The short-haired bumblebee (Bombus subterraneus), or short-haired humble-bee, is a species of bumblebee found in Eurasia, as well as in New Zealand, where it is an introduced species.

It lived in the British Isles among other parts of Europe. This species became extinct in the British Isles in 1989. The cause of its sudden extinction is debated, but many scientists believe that it was due to a lack of genetic diversity.

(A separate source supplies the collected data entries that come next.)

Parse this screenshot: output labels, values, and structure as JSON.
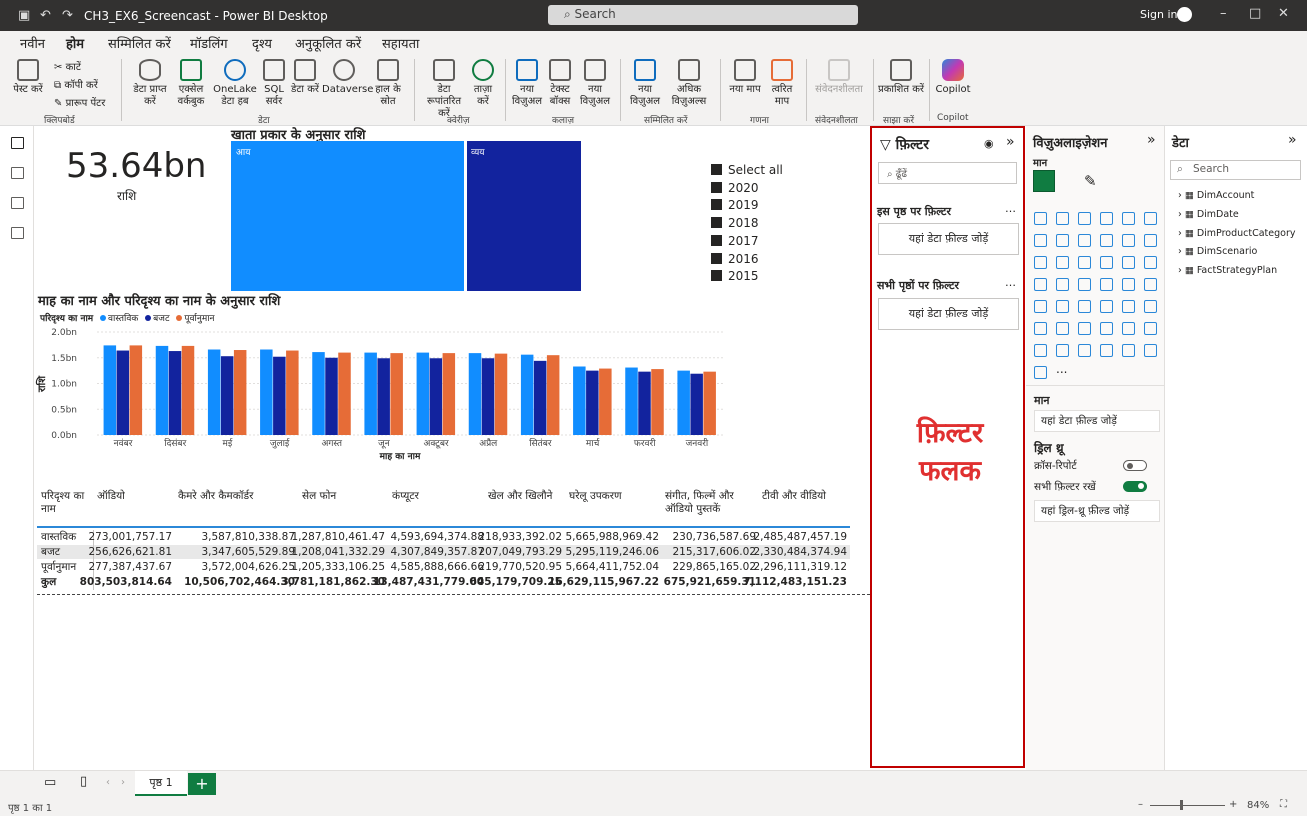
{
  "titlebar": {
    "title": "CH3_EX6_Screencast - Power BI Desktop",
    "search_placeholder": "Search",
    "signin": "Sign in"
  },
  "menu": {
    "items": [
      "नवीन",
      "होम",
      "सम्मिलित करें",
      "मॉडलिंग",
      "दृश्य",
      "अनुकूलित करें",
      "सहायता"
    ],
    "active": "होम"
  },
  "ribbon": {
    "paste": "पेस्ट करें",
    "cut": "काटें",
    "copy": "कॉपी करें",
    "format_painter": "प्रारूप पेंटर",
    "clipboard_group": "क्लिपबोर्ड",
    "get_data": "डेटा प्राप्त करें",
    "excel": "एक्सेल वर्कबुक",
    "onelake": "OneLake डेटा हब",
    "sql": "SQL सर्वर",
    "enter_data": "डेटा करें",
    "dataverse": "Dataverse",
    "recent": "हाल के स्रोत",
    "data_group": "डेटा",
    "transform": "डेटा रूपांतरित करें",
    "refresh": "ताज़ा करें",
    "queries_group": "क्वेरीज़",
    "new_visual_small": "नया विज़ुअल",
    "text_box": "टेक्स्ट बॉक्स",
    "more_visuals_small": "नया विज़ुअल",
    "canvas_group": "कलाज़",
    "new_visual": "नया विज़ुअल",
    "more_visuals": "अधिक विज़ुअल्स",
    "insert_group": "सम्मिलित करें",
    "new_measure": "नया माप",
    "quick_measure": "त्वरित माप",
    "calc_group": "गणना",
    "sensitivity": "संवेदनशीलता",
    "sensitivity_group": "संवेदनशीलता",
    "publish": "प्रकाशित करें",
    "share_group": "साझा करें",
    "copilot": "Copilot",
    "copilot_group": "Copilot"
  },
  "kpi": {
    "value": "53.64bn",
    "label": "राशि"
  },
  "treemap": {
    "title": "खाता प्रकार के अनुसार राशि",
    "tiles": [
      {
        "label": "आय",
        "color": "#118dff"
      },
      {
        "label": "व्यय",
        "color": "#12239e"
      }
    ]
  },
  "slicer": {
    "items": [
      "Select all",
      "2020",
      "2019",
      "2018",
      "2017",
      "2016",
      "2015"
    ]
  },
  "chart_title": "माह का नाम और परिदृश्य का नाम के अनुसार राशि",
  "legend": {
    "title": "परिदृश्य का नाम"
  },
  "chart_data": {
    "type": "bar",
    "title": "माह का नाम और परिदृश्य का नाम के अनुसार राशि",
    "xlabel": "माह का नाम",
    "ylabel": "राशि",
    "ylim": [
      0,
      2.0
    ],
    "yticks": [
      "0.0bn",
      "0.5bn",
      "1.0bn",
      "1.5bn",
      "2.0bn"
    ],
    "grid": true,
    "legend_position": "top-left",
    "categories": [
      "नवंबर",
      "दिसंबर",
      "मई",
      "जुलाई",
      "अगस्त",
      "जून",
      "अक्टूबर",
      "अप्रैल",
      "सितंबर",
      "मार्च",
      "फरवरी",
      "जनवरी"
    ],
    "series": [
      {
        "name": "वास्तविक",
        "color": "#118dff",
        "values": [
          1.74,
          1.73,
          1.66,
          1.66,
          1.61,
          1.6,
          1.6,
          1.59,
          1.56,
          1.33,
          1.31,
          1.25
        ]
      },
      {
        "name": "बजट",
        "color": "#12239e",
        "values": [
          1.64,
          1.63,
          1.53,
          1.52,
          1.5,
          1.49,
          1.49,
          1.49,
          1.44,
          1.25,
          1.23,
          1.19
        ]
      },
      {
        "name": "पूर्वानुमान",
        "color": "#e66c37",
        "values": [
          1.74,
          1.73,
          1.65,
          1.64,
          1.6,
          1.59,
          1.59,
          1.58,
          1.55,
          1.29,
          1.28,
          1.23
        ]
      }
    ]
  },
  "matrix": {
    "headers": [
      "परिदृश्य का नाम",
      "ऑडियो",
      "कैमरे और कैमकॉर्डर",
      "सेल फोन",
      "कंप्यूटर",
      "खेल और खिलौने",
      "घरेलू उपकरण",
      "संगीत, फिल्में और ऑडियो पुस्तकें",
      "टीवी और वीडियो"
    ],
    "rows": [
      {
        "name": "वास्तविक",
        "values": [
          "273,001,757.17",
          "3,587,810,338.87",
          "1,287,810,461.47",
          "4,593,694,374.88",
          "218,933,392.02",
          "5,665,988,969.42",
          "230,736,587.69",
          "2,485,487,457.19"
        ]
      },
      {
        "name": "बजट",
        "values": [
          "256,626,621.81",
          "3,347,605,529.89",
          "1,208,041,332.29",
          "4,307,849,357.87",
          "207,049,793.29",
          "5,295,119,246.06",
          "215,317,606.02",
          "2,330,484,374.94"
        ]
      },
      {
        "name": "पूर्वानुमान",
        "values": [
          "277,387,437.67",
          "3,572,004,626.25",
          "1,205,333,106.25",
          "4,585,888,666.66",
          "219,770,520.95",
          "5,664,411,752.04",
          "229,865,165.02",
          "2,296,111,319.12"
        ]
      }
    ],
    "total": {
      "name": "कुल",
      "values": [
        "803,503,814.64",
        "10,506,702,464.30",
        "3,781,181,862.30",
        "13,487,431,779.00",
        "645,179,709.25",
        "16,629,115,967.22",
        "675,921,659.31",
        "7,112,483,151.23"
      ]
    }
  },
  "filter_pane": {
    "title": "फ़िल्टर",
    "search_placeholder": "ढूँढें",
    "page_section": "इस पृष्ठ पर फ़िल्टर",
    "all_section": "सभी पृष्ठों पर फ़िल्टर",
    "well": "यहां डेटा फ़ील्ड जोड़ें",
    "annotation_line1": "फ़िल्टर",
    "annotation_line2": "फलक"
  },
  "viz_pane": {
    "title": "विज़ुअलाइज़ेशन",
    "build_label": "मान",
    "values_label": "मान",
    "values_well": "यहां डेटा फ़ील्ड जोड़ें",
    "drill_label": "ड्रिल थ्रू",
    "cross_report": "क्रॉस-रिपोर्ट",
    "cross_report_state": "बंद",
    "keep_filters": "सभी फ़िल्टर रखें",
    "keep_filters_state": "चालू",
    "drill_well": "यहां ड्रिल-थ्रू फ़ील्ड जोड़ें",
    "more": "..."
  },
  "data_pane": {
    "title": "डेटा",
    "search_placeholder": "Search",
    "tables": [
      "DimAccount",
      "DimDate",
      "DimProductCategory",
      "DimScenario",
      "FactStrategyPlan"
    ]
  },
  "pages": {
    "tab": "पृष्ठ 1",
    "add": "+"
  },
  "status": {
    "page": "पृष्ठ 1 का 1",
    "zoom": "84%"
  }
}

==Introduction and reintroduction==
The short-haired bumblebee was one of four species of bumblebee introduced into New Zealand from the United Kingdom between 1885 and 1906 for pollination of red clover. In New Zealand, it is the rarest of the four species, with small numbers at a few locations in inland South Island. The last recorded sighting in the United Kingdom was in 1988 and was considered to be extirpated from there until re-introduced. A programme was started in 2009 to reintroduce it to the United Kingdom with queen bees from New Zealand. The programme was run by Natural England, the Bumblebee Conservation Trust, the Royal Society for the Protection of Birds and bee and wasp charity Hymettus. However, this was not a success, as many of the queens died during hibernation. DNA analysis of the New Zealand bees showed they lacked genetic diversity. In 2012, a second attempt was made to reintroduce the short-haired bumblebee using queens from Skåne province of southern Sweden. By the summer of 2013, workers of the species were found within 5 kilometres of the reintroduction site, showing that nesting had been successful. The project continued collecting bumblebee queens from Skåne until the spring of 2016, to get a genetic span.